• Demétrio Weber

Ensino remoto e educação infantil

Atualizado: Ago 12



Enquanto esquenta o debate sobre a reabertura das escolas, as crianças permanecem em casa. E o ensino remoto, especialmente no caso da educação infantil, continua desafiando famílias, professores e, claro, meninos e meninas privados há meses do convívio escolar.

O que se faz nas creches e pré-escolas, em princípio, não combina com o ensino a distância. Porque, antes de mais nada, a principal 'atividade' nos primeiros anos de vida é a socialização, a convivência e a interação que somente o estar junto é capaz de proporcionar.

Daí que educadores, pais, mães e qualquer um que seja responsável por crianças pequenas têm quebrado a cabeça para proporcionar algum tipo de atividade lúdica e instigante durante a pandemia. Jogos, brincadeiras e afazeres que não apenas entretenham as crianças, mas ajudem seu desenvolvimento afetivo, motor, cognitivo.

Qualquer coisa que compense, de alguma forma, a falta que a escola faz. Até mesmo o ensino remoto, claro. Porque há, sim, maneiras de despertar o interesse e de engajar as crianças. No caso de quem tem acesso à internet, as lives permitem ver e falar com os professores, cantar junto, ouvir histórias, fazer desfile de fantasia, desenhar, colorir, recortar e colar papéis.

Mas há limites. Crianças falando com o microfone desligado, sem ser ouvidas − tal qual ocorre com muitos adultos; a falta de formação dos professores, que estão tendo que aprender fazendo; a necessidade de alguém disponível na casa para auxiliar na conexão à aula virtual e na execução das atividades, providenciando todo tipo de material, como papel, cola, tesoura, barbante, lápis de cor, canetinhas, revistas, embalagens, tubos, etc.

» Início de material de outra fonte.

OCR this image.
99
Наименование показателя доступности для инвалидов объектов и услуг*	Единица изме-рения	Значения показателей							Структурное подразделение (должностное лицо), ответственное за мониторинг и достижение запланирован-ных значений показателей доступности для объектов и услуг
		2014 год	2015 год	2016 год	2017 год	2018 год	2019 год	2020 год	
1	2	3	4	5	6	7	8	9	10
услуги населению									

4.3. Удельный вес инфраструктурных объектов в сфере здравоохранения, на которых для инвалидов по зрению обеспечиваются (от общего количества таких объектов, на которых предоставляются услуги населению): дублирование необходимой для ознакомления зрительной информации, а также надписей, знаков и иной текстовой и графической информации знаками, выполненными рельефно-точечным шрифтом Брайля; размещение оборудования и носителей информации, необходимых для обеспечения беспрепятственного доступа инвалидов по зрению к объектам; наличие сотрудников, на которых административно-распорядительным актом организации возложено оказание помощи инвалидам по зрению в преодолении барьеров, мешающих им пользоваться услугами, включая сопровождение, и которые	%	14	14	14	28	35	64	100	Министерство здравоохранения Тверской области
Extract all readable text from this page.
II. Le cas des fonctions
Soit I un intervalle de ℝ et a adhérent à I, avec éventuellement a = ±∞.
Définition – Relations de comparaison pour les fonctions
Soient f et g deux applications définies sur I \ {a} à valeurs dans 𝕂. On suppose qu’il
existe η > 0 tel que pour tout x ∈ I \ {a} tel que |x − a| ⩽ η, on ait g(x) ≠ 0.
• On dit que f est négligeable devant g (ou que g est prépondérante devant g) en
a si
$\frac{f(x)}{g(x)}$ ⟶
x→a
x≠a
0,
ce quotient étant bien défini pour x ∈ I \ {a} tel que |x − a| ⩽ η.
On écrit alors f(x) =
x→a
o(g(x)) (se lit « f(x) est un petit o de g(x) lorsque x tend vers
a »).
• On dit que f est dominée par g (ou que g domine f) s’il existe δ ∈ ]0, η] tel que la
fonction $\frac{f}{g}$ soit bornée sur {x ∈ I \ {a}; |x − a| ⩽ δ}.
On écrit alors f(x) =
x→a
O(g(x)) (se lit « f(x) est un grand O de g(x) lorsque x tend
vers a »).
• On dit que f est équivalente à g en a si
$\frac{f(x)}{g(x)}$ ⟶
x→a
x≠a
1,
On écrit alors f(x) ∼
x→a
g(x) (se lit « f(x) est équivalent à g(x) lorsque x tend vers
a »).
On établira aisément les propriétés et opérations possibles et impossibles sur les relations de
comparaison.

Superadas essas dificuldades, há outra: as lives, invariavelmente, têm curta duração, às vezes não passam de meia hora. Por outro lado, que professor ou professora consegue manter a atenção de crianças pequenas por muito mais tempo do que isso na frente de um computador ou de um celular? Sem falar nas famílias que não têm conexão à internet.

Os desafios da educação infantil foram tema de um webinário promovido pela Fundação Getúlio Vargas (FGV) em julho. Houve consenso de que essa etapa da educação básica enfrenta dificuldades para cumprir seus objetivos remotamente. E que as escolas devem trabalhar para manter o vínculo com as famílias, principais aliadas, ainda mais em tempos de pandemia.

Entre muitas observações interessantes, destaco o que disse o secretário da Educação de Suzano (SP), Leandro Bassini, que vale para famílias com ou sem internet. Entre as estratégias da rede municipal, ele destacou o incentivo à leitura. Sim, ler livros infantis com as crianças. "A literatura salva", ensinou Bassini. Ótima dica.